Always ask for a Sheep Health Declaration when buying in sheep, which has a large section describing the JD risk of those sheep. Consider the risk that neighbours with sheep present to your property, in particular the potential for movement of water between properties, movement of sheep faeces (e.g. the potential for a summer storm to wash sheep faeces from a neighbour’s sheep camp on the high side of the boundary fence), and straying stock.

Also, consider the location of your property in relation to the previous OJD prevalence areas (https://www.dpi.nsw.gov.au/animals-and-livestock/sheep/health/other/ojd/about/historical/ojd-prevalence-areas-jan2011). The majority of sheep properties within the South East Local Land Services region are in what were previously classified as medium and high prevalence areas. Depending on the risk neighbours present to your property and your level of risk tolerance, you may decide to vaccinate your sheep with Gudair® even if you do not suspect infection.

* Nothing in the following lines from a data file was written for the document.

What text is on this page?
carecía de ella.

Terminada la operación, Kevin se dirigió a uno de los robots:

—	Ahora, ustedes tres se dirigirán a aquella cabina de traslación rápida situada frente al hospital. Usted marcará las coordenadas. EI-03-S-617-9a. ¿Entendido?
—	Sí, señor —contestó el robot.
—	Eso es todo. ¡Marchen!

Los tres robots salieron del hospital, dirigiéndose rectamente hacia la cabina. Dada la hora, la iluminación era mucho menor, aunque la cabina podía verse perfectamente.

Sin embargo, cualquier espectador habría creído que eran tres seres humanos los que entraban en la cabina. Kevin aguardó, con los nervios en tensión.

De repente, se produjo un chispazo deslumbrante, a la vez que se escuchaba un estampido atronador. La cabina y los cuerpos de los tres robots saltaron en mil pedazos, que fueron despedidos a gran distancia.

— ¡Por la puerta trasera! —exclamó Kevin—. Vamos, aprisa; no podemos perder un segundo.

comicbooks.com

While regulation of JD has changed and now largely excludes the involvement of government, clinical cases of disease remain notifiable. If you suspect JD in your stock contact your local district veterinarian for further advice.

Finally, it is important to bear in mind that the characteristics of JD infection make it a challenging research subject – the information provided above is a brief synopsis of over 20 years of research and is based on what is currently known. Recommendations may change as further research findings become available.